Midafternoon was Joplin ’s Crossroads. The volunteer fire department there was sponsoring an auction of surplus farm equipment, and my brother Will was auctioneer. Will is three brothers up from me, the oldest of my mother’s four, and a bit of a rounder. Everybody likes Will as long as they don’t have to pick up behind him and clean up his messes. He’s a fine auctioneer though and makes good money on the circuit. The crowds get to laughing at his fast-talking patter and hardly notice how high the bid’s gotten. He’d phoned me the week before. “Long as you’re going to be in the neighborhood, you ought to come on by and say hey to everybody. That firehouse is a polling place, and a lot of those men’ll vote for you if you smile at ’em pretty.”
So I climbed up onto the flatbed of a two-ton truck that he was using as a platform, flashed as genuine a smile as I could muster, and used his microphone to make a dignified appeal for their votes. Then, while some announcements were made and another consignment of machinery was rolled into place, Will took a break and I asked him if he remembered Howard Grimes.
“That old busybody? Oh, hell, yeah. Why?”
We were sitting on the far side of the flatbed away from the crowd with out legs dangling over the edge. I popped the top on a can of Diet Pepsi someone had brought us and took a sip. “I was remembering how he said he looked hard at the man in Janie Whitehead’s car that afternoon she disappeared because he thought at first she was Trish and he wanted to see who she was cheating on you with, remember?”

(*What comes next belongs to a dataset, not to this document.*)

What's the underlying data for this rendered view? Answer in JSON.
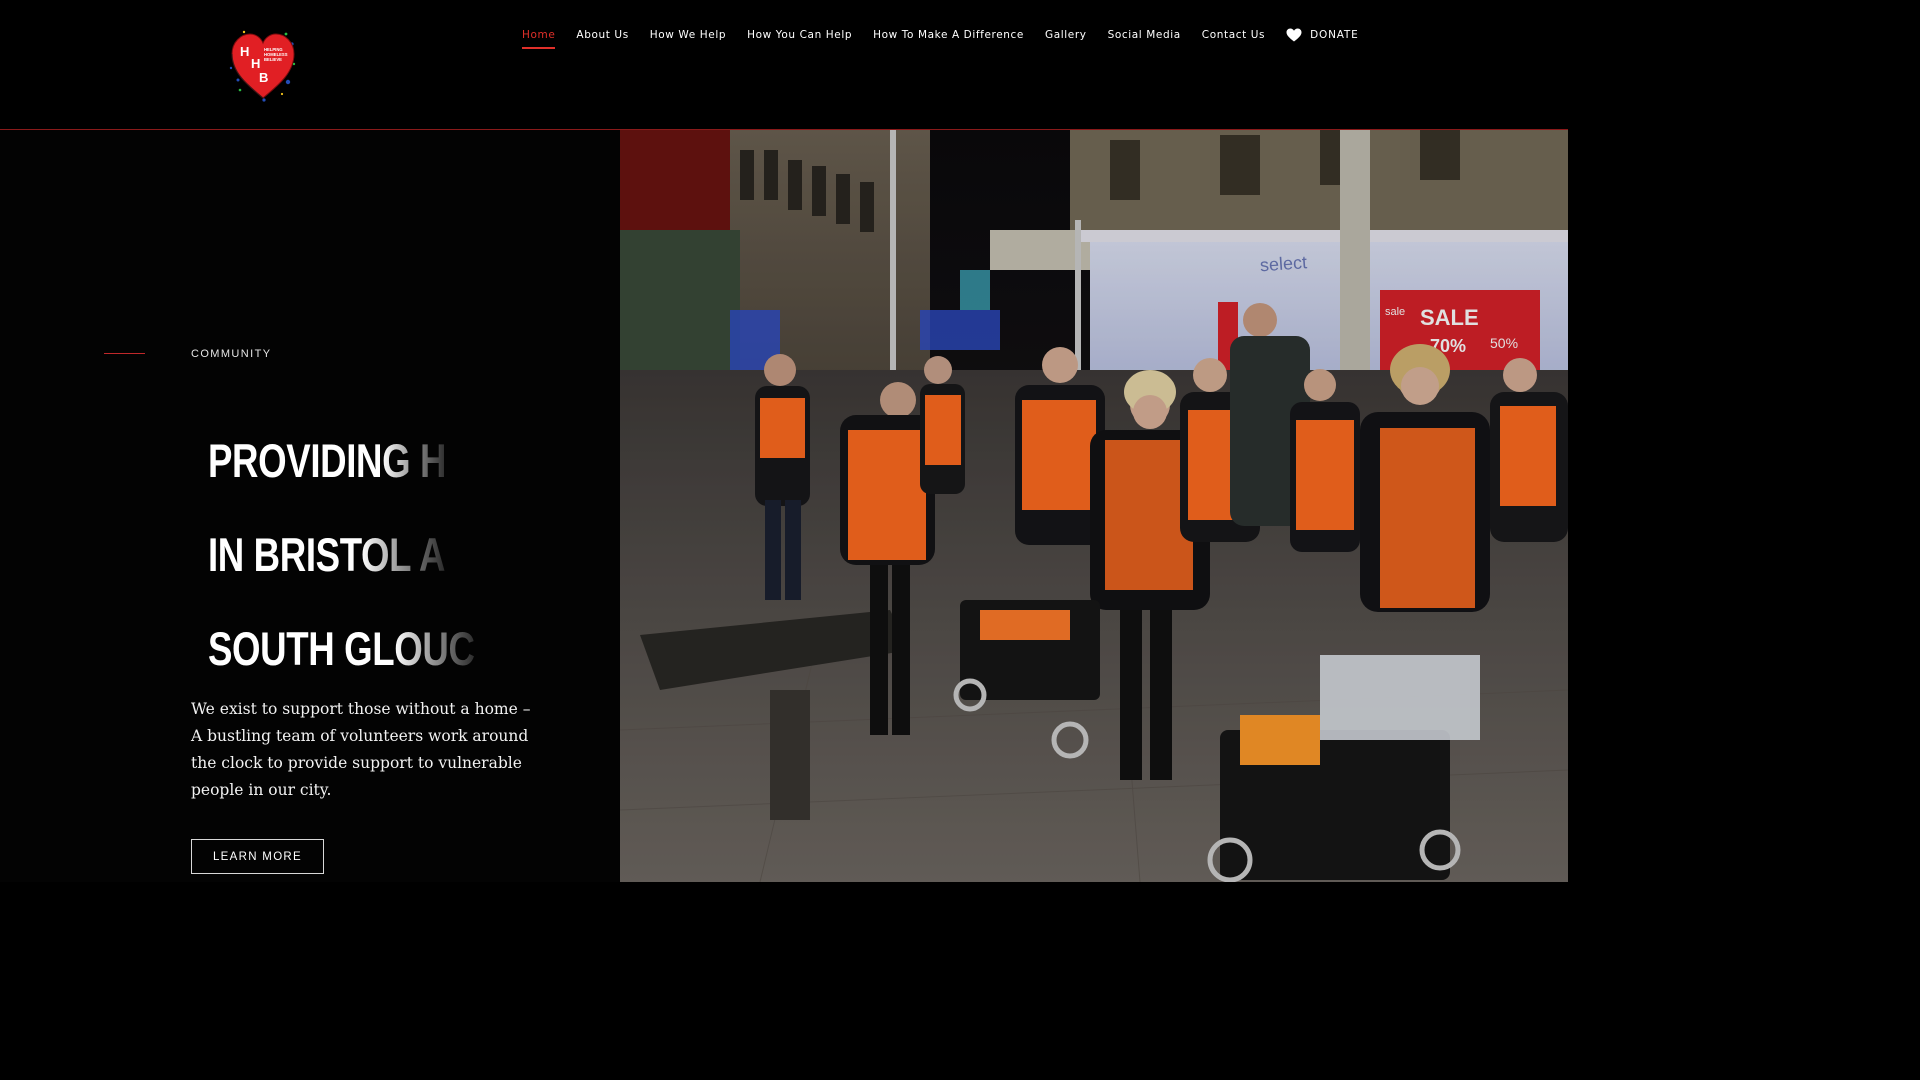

“Yeah, I remember,” he said sourly. His and Trish’s divorce had not been amicable. They fought over every single thing they’d acquired together-furniture, appliances, and the dogs; but the major sticking point, and one that almost unglued the settlement, was who was going to keep the album of wedding pictures. Even though she understood the psychological significance of the impasse, Mother wound up paying their photographer to duplicate the whole damn thing right down to the album’s white taffeta cover just so she wouldn’t have to keep listening to Will mouth about it.